There is an interesting internal control within the aboriginal data: the populations in Saskatchewan and Manitoba had groups that were largely cut off from the industrialized society represented by Quebec until the early 20th century. Alberta, in contrast, had no such remote regions. So if the TB bacteria were spreading from Quebec, Alberta should look more like Quebec than do Saskatchewan or Manitoba. Indeed, bacterial diversity in Alberta is high relative to the other two regions, and if you subdivide the groups within Saskatchewan and Manitoba further, into historically “remote” and “non remote” groups, the diversity in non-remote groups is similar to that in Alberta, while the remote groups have lower diversity. So: everything is consistent with an early transfer of a small number of bacterial lineages quite a long time ago. There is also evidence for a later additional transfer of different bacterial lineages in the non-remote populations in the early 20th century. This later transfer came after the interior of Canada became enormously easier to get to — modern forms of transportation have a lot to answer for — and large numbers of European immigrants started to settle in previously untouched regions.
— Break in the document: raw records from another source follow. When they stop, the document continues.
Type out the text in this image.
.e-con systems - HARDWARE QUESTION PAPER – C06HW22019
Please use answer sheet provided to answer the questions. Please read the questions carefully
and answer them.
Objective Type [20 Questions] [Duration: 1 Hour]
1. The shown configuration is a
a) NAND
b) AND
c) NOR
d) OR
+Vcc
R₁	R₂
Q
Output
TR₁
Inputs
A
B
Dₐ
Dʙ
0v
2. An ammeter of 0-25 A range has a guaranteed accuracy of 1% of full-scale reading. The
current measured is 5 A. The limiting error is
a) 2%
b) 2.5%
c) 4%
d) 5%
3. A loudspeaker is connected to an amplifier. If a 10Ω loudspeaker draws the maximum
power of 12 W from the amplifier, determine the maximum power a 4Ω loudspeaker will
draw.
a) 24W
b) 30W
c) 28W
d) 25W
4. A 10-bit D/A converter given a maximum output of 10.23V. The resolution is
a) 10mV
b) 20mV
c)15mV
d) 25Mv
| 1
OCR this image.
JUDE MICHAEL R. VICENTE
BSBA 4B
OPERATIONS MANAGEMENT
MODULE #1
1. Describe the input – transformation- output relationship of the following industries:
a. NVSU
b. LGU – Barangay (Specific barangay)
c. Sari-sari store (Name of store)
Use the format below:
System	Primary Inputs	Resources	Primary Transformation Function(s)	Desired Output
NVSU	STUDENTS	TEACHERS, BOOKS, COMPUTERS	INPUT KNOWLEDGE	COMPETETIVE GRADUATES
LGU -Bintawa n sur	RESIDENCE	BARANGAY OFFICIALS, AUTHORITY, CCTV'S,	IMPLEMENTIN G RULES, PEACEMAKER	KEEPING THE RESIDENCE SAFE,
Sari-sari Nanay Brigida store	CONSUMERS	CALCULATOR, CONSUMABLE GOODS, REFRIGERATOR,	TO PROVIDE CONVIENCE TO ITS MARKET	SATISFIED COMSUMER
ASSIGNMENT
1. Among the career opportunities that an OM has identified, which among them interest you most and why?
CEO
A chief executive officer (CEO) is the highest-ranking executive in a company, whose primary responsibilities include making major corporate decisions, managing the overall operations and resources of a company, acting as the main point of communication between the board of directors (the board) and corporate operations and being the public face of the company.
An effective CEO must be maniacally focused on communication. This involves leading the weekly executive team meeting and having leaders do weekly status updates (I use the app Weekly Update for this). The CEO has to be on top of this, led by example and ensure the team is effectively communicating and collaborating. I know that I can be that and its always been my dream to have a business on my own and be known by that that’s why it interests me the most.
But the transfer of bacteria from European immigrants to native populations is surprisingly rare in this later period, probably because the new immigrants were socially much more distant from the natives than the voyageurs could afford to be and still survive.
One interesting conclusion that comes out of this study is that the dispersal of M. tuberculosis bacteria to native populations seems to have happened about 100 years before the first recorded epidemics of TB. The advent of railway networks, steam ships that conveyed visitors to the western half of Canada, agriculture, resettlement and overcrowding (and perhaps the loss of that pure air that was the 19th century’s only treatment for pulmonary TB) correlated with the first outbreaks of epidemic tubercular disease. It’s not clear whether these findings, which are based on a very small number of people (the voyageurs) spreading a limited set of bacterial lineages, apply more broadly. If they do, though, this could help explain why TB has been so hard to eradicate: the spread of M. tuberculosis may be silent, and tiny populations of the bacteria may spread over large distances without anyone noticing until it’s too late. Brrr.
Pepperell CS, Granka JM, Alexander DC, Behr MA, Chui L, Gordon J, Guthrie JL, Jamieson FB, Langlois-Klassen D, Long R, Nguyen D, Wobeser W, & Feldman MW (2011). Dispersal of Mycobacterium tuberculosis via the Canadian fur trade. Proceedings of the National Academy of Sciences of the United States of America PMID: 21464295.
A note on the title: if you haven’t yet read Jared Diamond’s brilliant book, Guns, Germs, and Steel: the fate of human societies, do.